- Born: John Dylan Postlethwaite August 15, 1978 Bangkok, Thailand
- Died: December 1, 1995 (aged 17) Si Racha District, Chonburi Province, Thailand
- Occupations: Actor; model; television host;
- Years active: 1995–1996
- Agent: Poj Arnon

= John Dylan =

Thai actor (1978–1995)

John Dylan Postlethwaite (จอห์น ดีแลน โพสเตอร์เวท; 15 August 1978 – 1 December 1995) was a British-Thai actor, model, and television host. He is known for being starred in Muer Mok Salai, as Tasha.

==Life and career==
John Dylan Postlethwaite was born on August 15, 1978, in Bangkok. His father, Jeffrey Postlethwaite, was an English man, and his wife, a Thai Mother. He grew up in Bang Lamung District, Chonburi Province. He finished high school at Aksorn Suksa School.
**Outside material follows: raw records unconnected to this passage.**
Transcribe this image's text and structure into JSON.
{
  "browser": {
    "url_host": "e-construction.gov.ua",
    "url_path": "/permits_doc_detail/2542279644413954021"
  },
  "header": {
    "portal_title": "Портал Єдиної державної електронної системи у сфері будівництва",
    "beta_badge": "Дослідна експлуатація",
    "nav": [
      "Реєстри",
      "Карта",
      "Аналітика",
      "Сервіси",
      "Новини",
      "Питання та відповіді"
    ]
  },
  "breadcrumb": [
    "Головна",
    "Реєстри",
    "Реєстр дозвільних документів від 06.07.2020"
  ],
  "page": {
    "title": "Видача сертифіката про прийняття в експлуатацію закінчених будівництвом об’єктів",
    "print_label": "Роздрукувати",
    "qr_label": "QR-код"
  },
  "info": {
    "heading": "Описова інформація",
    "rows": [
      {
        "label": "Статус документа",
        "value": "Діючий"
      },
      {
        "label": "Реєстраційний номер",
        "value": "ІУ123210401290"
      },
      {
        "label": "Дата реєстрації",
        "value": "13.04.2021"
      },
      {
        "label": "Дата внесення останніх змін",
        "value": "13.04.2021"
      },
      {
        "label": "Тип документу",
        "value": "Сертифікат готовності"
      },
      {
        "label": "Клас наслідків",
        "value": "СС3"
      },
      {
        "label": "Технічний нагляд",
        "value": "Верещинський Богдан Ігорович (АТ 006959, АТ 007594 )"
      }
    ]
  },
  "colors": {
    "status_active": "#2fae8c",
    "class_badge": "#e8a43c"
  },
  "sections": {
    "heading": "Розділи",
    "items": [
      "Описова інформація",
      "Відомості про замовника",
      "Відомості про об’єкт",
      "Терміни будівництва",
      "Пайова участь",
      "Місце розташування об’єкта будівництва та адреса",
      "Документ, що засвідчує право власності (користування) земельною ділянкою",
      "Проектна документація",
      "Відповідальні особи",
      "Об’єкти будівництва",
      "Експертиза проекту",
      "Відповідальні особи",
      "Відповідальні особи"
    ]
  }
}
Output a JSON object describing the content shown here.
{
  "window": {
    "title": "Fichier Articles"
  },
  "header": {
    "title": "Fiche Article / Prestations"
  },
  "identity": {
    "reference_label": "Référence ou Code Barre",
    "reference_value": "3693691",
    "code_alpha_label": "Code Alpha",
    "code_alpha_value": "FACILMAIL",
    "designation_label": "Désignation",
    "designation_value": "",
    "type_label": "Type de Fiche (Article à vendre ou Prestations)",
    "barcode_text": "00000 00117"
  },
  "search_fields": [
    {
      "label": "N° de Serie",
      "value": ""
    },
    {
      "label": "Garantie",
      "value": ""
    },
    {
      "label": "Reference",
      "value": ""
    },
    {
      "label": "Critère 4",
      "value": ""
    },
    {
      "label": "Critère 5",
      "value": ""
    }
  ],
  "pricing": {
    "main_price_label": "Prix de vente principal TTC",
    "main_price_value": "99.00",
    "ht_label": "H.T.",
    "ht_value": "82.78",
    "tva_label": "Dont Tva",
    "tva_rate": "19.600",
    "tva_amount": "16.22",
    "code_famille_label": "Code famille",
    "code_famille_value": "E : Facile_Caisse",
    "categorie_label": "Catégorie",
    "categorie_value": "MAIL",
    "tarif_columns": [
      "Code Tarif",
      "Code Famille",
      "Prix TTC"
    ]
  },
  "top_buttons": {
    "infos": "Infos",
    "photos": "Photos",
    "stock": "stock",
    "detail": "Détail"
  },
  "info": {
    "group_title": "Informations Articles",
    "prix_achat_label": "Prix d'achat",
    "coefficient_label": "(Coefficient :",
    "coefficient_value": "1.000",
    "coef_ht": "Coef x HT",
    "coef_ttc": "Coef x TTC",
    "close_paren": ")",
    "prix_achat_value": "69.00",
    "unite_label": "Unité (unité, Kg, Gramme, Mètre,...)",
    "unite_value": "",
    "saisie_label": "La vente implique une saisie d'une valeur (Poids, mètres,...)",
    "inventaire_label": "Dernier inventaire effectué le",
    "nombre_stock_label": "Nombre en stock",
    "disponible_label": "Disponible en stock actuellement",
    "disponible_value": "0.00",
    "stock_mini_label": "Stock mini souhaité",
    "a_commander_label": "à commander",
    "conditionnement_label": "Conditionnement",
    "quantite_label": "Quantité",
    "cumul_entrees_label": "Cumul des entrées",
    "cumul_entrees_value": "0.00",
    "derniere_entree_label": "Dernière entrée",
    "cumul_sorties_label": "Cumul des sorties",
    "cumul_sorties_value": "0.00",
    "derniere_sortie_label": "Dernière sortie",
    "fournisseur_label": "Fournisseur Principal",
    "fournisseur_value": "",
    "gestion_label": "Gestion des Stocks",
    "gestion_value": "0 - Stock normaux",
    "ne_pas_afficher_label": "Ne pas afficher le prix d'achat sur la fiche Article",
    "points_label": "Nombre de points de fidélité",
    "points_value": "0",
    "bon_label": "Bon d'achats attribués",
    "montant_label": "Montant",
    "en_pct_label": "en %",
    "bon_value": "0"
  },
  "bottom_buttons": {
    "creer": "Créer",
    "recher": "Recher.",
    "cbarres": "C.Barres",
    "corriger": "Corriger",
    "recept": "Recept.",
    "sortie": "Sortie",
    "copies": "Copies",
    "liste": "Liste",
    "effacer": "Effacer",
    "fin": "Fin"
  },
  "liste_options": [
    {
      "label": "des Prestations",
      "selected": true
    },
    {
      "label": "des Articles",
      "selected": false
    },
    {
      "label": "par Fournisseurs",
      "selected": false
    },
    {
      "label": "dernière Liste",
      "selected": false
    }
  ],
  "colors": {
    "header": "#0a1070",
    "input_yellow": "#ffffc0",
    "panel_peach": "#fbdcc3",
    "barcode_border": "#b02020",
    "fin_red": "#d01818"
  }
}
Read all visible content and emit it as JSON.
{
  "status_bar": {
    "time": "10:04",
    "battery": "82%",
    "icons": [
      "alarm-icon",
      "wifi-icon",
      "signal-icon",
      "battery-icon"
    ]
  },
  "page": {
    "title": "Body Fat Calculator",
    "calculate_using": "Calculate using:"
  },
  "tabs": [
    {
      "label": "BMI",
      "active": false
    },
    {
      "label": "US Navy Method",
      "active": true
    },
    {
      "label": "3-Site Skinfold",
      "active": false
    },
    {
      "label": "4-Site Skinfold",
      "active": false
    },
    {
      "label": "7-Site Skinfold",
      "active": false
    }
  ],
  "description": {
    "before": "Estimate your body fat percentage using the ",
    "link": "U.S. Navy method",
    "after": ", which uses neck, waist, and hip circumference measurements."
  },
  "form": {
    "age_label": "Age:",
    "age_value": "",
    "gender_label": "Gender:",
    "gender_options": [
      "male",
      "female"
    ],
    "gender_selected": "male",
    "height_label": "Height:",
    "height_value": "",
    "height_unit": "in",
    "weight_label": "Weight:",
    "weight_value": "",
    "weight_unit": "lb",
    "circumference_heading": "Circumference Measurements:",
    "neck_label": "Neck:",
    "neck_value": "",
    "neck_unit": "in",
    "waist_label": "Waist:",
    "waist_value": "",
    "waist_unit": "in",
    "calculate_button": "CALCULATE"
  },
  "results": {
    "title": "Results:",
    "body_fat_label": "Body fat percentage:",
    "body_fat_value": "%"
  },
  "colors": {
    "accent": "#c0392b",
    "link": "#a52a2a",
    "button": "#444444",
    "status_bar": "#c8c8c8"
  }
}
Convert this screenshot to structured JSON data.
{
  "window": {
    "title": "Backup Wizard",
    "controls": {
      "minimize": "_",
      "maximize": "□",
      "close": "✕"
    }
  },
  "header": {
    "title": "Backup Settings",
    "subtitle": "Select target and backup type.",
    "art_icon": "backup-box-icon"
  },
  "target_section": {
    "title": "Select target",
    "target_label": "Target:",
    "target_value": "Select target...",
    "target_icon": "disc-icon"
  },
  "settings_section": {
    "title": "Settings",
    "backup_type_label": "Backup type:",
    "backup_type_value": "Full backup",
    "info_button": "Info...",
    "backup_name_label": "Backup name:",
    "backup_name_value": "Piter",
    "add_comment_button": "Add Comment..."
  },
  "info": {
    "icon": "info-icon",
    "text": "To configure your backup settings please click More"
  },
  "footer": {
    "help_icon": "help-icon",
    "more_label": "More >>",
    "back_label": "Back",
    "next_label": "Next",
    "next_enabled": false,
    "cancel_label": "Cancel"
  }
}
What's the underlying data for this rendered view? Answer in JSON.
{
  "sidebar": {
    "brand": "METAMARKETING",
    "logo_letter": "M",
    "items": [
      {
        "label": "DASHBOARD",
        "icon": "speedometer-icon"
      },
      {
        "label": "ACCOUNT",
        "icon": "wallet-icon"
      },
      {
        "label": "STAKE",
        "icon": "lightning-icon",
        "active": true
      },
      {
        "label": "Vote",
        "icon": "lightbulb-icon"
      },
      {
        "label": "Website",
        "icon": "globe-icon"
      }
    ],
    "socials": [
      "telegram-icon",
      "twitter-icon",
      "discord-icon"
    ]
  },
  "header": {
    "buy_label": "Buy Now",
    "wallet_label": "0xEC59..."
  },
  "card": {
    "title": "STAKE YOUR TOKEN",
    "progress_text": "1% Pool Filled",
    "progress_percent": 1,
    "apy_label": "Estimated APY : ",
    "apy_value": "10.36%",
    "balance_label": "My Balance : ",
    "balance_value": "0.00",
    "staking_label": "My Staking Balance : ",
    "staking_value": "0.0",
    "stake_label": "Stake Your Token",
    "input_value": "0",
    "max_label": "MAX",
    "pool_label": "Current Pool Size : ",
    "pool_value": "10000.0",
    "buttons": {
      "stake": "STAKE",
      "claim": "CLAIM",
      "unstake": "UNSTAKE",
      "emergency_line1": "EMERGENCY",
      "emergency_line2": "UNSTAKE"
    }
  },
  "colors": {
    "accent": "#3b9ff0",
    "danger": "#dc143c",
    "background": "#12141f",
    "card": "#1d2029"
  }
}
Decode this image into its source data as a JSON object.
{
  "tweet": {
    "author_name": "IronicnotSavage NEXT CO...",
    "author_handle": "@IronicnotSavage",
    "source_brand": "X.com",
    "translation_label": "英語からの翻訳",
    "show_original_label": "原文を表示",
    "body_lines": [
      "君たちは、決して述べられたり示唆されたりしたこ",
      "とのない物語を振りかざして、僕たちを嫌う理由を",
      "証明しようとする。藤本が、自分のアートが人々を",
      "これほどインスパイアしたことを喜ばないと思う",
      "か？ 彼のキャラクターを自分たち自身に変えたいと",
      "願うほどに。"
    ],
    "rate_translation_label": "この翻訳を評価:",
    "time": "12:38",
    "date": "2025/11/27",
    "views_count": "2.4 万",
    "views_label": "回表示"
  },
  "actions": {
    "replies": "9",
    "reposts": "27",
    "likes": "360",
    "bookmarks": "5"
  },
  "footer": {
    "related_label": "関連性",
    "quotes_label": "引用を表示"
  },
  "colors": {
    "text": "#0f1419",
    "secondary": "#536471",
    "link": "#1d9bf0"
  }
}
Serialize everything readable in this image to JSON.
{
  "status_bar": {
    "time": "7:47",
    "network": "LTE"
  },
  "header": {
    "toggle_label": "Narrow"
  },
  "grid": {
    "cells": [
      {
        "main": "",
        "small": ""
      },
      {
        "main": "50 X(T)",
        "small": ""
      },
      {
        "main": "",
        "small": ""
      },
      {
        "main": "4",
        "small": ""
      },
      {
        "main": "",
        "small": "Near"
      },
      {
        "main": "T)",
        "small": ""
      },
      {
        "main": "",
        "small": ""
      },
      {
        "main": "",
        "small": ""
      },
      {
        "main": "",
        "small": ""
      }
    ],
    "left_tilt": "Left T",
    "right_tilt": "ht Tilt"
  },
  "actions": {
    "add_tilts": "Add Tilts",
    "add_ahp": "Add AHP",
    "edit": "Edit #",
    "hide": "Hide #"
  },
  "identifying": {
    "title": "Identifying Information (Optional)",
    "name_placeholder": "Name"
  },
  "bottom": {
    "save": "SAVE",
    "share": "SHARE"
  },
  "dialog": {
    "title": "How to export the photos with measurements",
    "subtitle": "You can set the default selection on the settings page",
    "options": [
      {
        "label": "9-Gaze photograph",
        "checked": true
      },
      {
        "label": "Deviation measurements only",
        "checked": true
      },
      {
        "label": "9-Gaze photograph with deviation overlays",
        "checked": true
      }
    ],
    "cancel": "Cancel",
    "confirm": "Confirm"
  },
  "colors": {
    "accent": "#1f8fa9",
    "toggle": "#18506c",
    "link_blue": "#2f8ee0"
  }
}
John started his acting career when he founded Poj Arnon at Siam Square. He gained popularity from magazine and a prominent Fujifilm commercial. In 1995, he starred in Five Star Production films Sati Taek Sut Kualok and Goodbye Summer. He made a TV debut in the Channel 7HD drama Muer Mok Salai with Sarocha Watitapun.

==Death==
On 1 December, 1995, at approximately 9:20 p.m., John died in a car accident at the age of 17, when he was driving in Sukhumvit Road in Thung Sukhla, Si Racha District, when his Porsche car he was traveling flipped over and caught fire with a tire blowout. Both John and the driver, Samkhans Sangkhawanich, died at the scene. While other reports claimed he was traveling home to Chonburi with a relative.